I’m the exception to the rule not to count on the due date being the delivery date. My two vaginal births occurred on their due dates. with #1, my water broke the day before my due date and I was induced the next morning and delivered in the evening. With #3, I went into natural labor at home in the morning at about 9 am, arrived at the hospital at 6cm at about 1 p.m and delivered at the hospital at 2:46 (weirdly enough on the operating table as they were preparing to put me out for an emergency c-section due to fetal distress when I said “the baby is coming” and then checked and then told me to push, it turned out he had a true knot in his umbilical cord and the cord was wrapped twice around his neck). I know with my first pregnancy that I had a standard 25 day cycle and ovulated on day ten, with a positive pregnancy test 10 days later, so if the doctor had gone by those dates, my son would have been late under Naegele’s rule. With #3 I ovulated around day 13, so had a more typical cycle length.
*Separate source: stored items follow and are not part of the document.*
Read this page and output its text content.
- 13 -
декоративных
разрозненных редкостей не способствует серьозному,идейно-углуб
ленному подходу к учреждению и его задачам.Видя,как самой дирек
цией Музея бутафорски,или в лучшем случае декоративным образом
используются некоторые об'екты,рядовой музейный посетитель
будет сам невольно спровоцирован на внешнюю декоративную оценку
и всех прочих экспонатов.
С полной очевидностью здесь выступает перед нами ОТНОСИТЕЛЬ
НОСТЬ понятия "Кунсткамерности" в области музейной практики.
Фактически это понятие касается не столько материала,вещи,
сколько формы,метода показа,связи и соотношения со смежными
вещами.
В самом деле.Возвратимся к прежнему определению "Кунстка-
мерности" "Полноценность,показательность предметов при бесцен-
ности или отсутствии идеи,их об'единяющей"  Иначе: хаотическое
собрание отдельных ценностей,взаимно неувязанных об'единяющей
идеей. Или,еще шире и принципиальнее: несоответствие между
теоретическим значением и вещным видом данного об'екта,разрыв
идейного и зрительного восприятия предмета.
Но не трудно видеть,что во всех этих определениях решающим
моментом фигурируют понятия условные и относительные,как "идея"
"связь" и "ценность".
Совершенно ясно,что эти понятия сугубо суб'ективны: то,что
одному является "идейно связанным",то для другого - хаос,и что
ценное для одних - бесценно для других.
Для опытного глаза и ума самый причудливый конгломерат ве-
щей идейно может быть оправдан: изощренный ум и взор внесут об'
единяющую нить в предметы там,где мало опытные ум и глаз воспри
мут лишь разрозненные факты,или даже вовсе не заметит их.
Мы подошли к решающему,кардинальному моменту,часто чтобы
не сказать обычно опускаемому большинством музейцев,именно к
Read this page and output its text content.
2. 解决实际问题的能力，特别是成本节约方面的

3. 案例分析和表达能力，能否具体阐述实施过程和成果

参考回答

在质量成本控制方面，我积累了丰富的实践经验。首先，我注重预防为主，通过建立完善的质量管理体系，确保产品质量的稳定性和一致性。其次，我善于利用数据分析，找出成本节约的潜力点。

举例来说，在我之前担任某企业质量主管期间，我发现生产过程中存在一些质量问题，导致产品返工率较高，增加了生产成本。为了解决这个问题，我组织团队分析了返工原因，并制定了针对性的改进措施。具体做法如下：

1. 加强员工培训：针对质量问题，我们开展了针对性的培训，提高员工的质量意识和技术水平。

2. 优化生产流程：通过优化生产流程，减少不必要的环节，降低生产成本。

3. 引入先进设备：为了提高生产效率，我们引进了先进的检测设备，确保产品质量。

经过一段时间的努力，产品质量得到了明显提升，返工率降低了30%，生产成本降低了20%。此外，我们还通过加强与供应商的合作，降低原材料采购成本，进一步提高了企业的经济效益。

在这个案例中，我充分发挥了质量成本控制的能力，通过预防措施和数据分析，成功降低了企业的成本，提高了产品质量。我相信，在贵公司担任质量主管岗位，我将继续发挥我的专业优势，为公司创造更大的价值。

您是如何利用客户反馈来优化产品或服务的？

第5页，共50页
I had my first baby ten days late, and he weighed 6 -10. My second was 26 days late (!) and weighed 7 – 4. The third was a csection around her due date, and she weighed 6 – 3 and they said she looked three or four weeks early. Go figure. My first grandchild is due tomorrow (son of the son who was 26 days late), but who knows!
What a great article. I needed this ammunition in order to sound informed as my doctor wants to induce me at 41 weeks. I’m considering it since there are risks such as meconium etc. However I’d rather base it on evidence and if my fluid levels and stress tests are normal I see no reason to wait until 42 weeks. My mom had both my sister and I “late” so there is that genetic factor.
My blood pressure has been rising a bit albeit still normal, so I just have to control that by exercising daily and a good diet.
I gave birth by emergency C section after the most painful back labor ever! My son was two weeks late according to my due date. First Dr told me Oct. 31. Switched doctors early on, next one told me Nov.2.
My weather broke midnight and waited to go to hospital til early morning. Baby was transverse. Thirty years ago ultrasound was done at 3 months. Only. Drank
Lots of water. Way too early to see he was backwards. However, my point is, after he failed to progress all day, I was dying for pain relief. At 2:47 pm I got a shot and they took him out. My point is THIS: The pediatrician said his skin was all WRINKLED like an old man because HE HAD BEEN SOAKING TOO LONG!!! THATS HOW WE KNEW HE WAS POST-
MATURE! At 9 lbs. 12 Oz. My daughter was by scheduled C section at 10 1/2 lbs.
a day before the due date. Doctors who do these stats and data research should note if baby’s skin is soft and fragile just like
wrinkled paper!!!!! Prices lateness.
I meant it PROVES lateness!
Pls am 40 weeks 6 days and no labour sign
Does this mean have passed my due date or what cos my scan shows 17, 21, 28 of may 2019 respectively .and am getting worried that the baby has not come
Pls I need reply and something to clam me down cos going worried abt it
Thanks
I did a pregnancy test and was positive. So I scheduled an appointment right away. Based on my last menstrual cycle I was supposed to be 8 weeks. I told them they could not based it on that because I was irregular. So when they did my ultrasound they couldn’t see the baby. And the doctor came in the room and said “You are either too early or you are losing the baby”. I was so upset and couldn’t properly enjoy the news that I was pregnant, thinking all the time that I would lose or have lost the baby. Even though I knew for a fact there was no way their numbers were correct. Long story short I had a beautiful healthy baby boy.